По-прежнему усмехаясь, Исаев вышел из кабинета и неторопливо отправился в кафе <Банзай>. Там он сел в уголке за бамбуковой перегородкой. Вскоре пришел Чен. Они молча переглянулись. Исаев раскуривал сигарету и шептал, пока лицо его было скрыто в пахучем голубом дыму:
- Предупредите подполье, что похороны Васильева - провокация. Никто не должен идти на кладбище...
ХАРБИНСКИЙ ВОКЗАЛ
_____________________________________________________________________
К перрону подходит состав, прибывший из Читы. В салон-вагоне правительственная делегация ДВР во главе с Федором Николаевичем Петровым и Василием Константиновичем Блюхером, направляющаяся на переговоры с японцами в Дайрен.

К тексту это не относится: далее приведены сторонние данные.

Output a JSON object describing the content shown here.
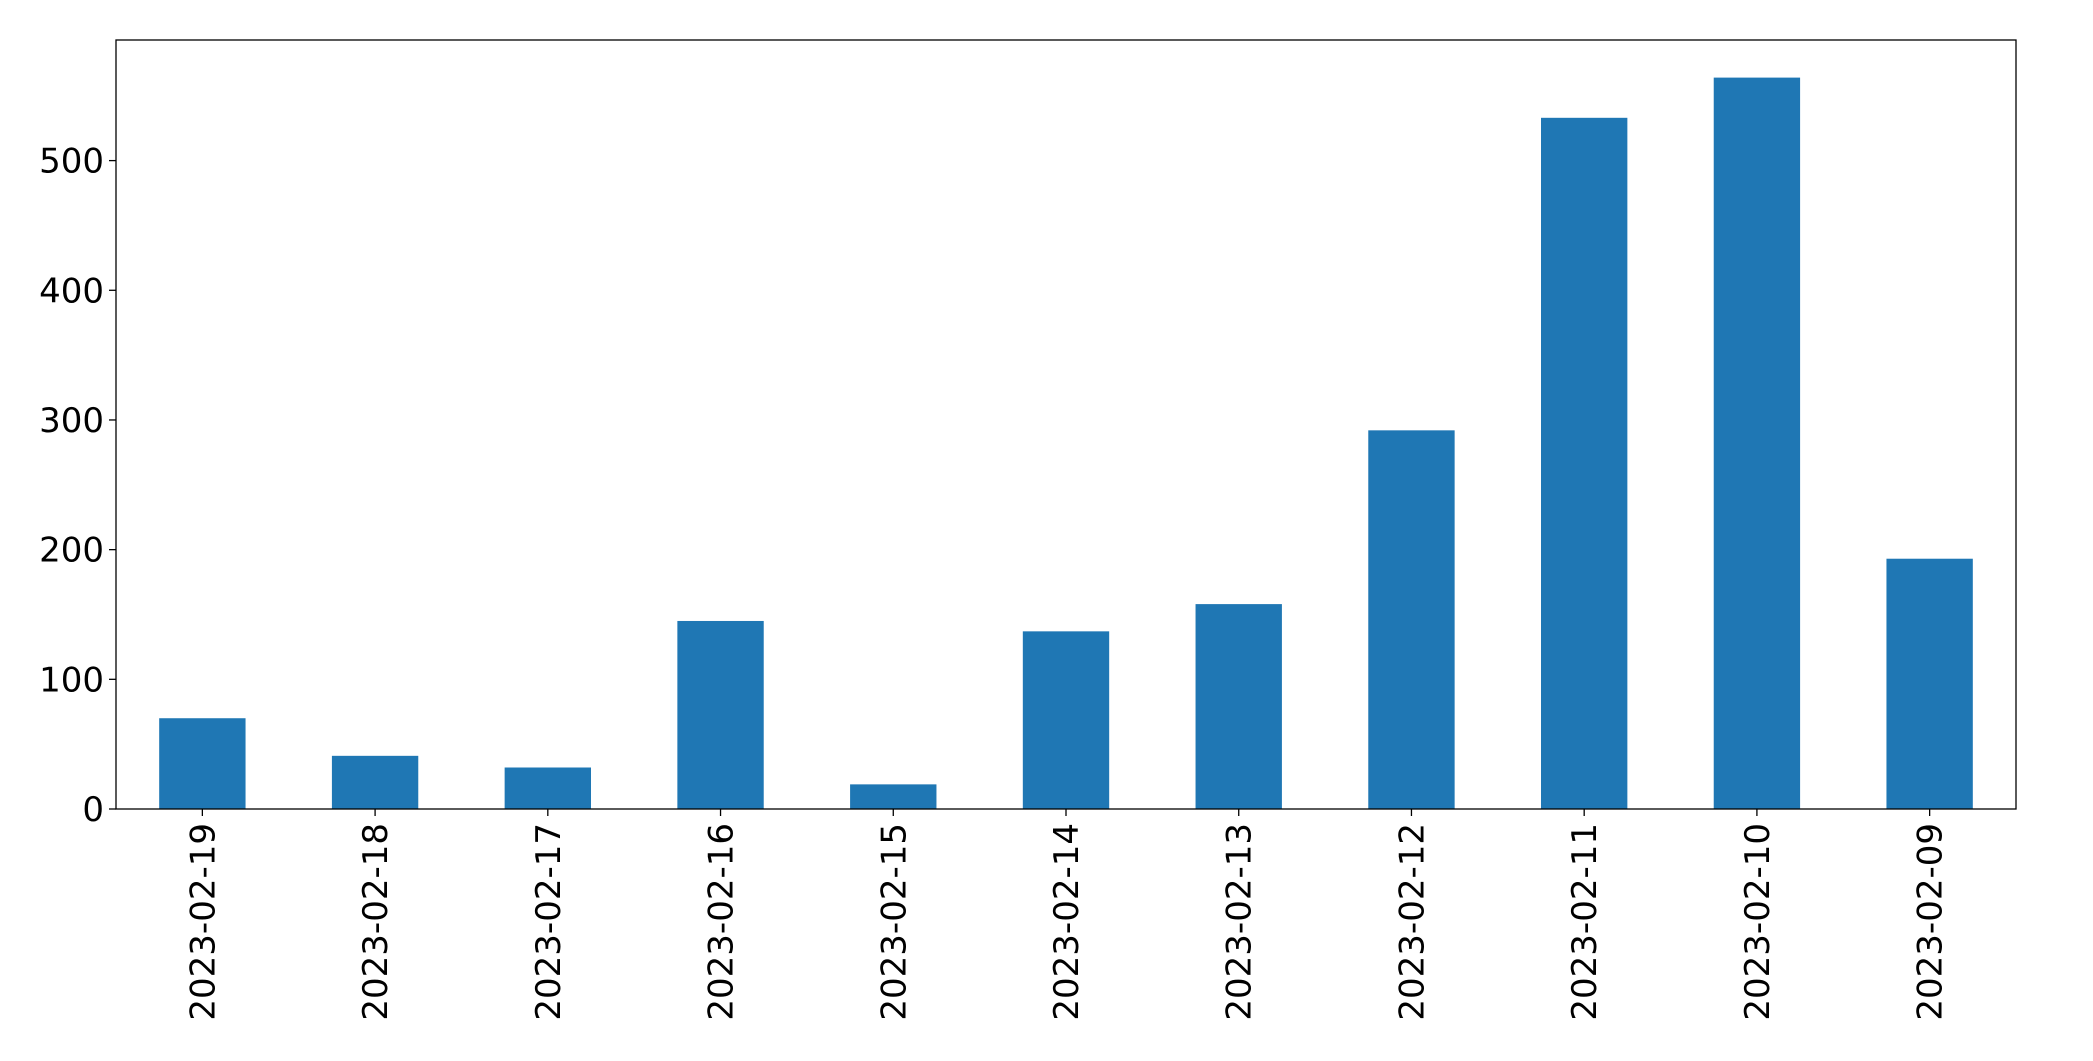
{
  "chart_data": {
    "type": "bar",
    "categories": [
      "2023-02-19",
      "2023-02-18",
      "2023-02-17",
      "2023-02-16",
      "2023-02-15",
      "2023-02-14",
      "2023-02-13",
      "2023-02-12",
      "2023-02-11",
      "2023-02-10",
      "2023-02-09"
    ],
    "values": [
      70,
      41,
      32,
      145,
      19,
      137,
      158,
      292,
      533,
      564,
      193
    ],
    "color": "#1f77b4",
    "ylim": [
      0,
      593
    ],
    "yticks": [
      0,
      100,
      200,
      300,
      400,
      500
    ],
    "grid": false
  }
}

Звенят разбитые стекла вагонов. Улюлюкают на ночном перроне белогвардейцы.
Орут:
- Вон отсюда, палачи!
- Убирайтесь, комиссары!
Японская полиция стоит чуть в сторонке, в белых перчатках и ослепительных гетрах. Лица улыбчивы и доброжелательны. Руки сложены на животиках: ни дать ни взять - игрушечные полицейские. Делать им сейчас ничего нельзя: демократия прежде всего. Кричать можно что угодно и кому угодно. Нельзя разрешать действовать физически. Это нехорошо. Это даже некрасиво. Этого полиция постарается не допустить.
Выходят наши товарищи на привокзальную площадь, а там кричат еще пьяней и похабней, просто извозчичьим матом орут.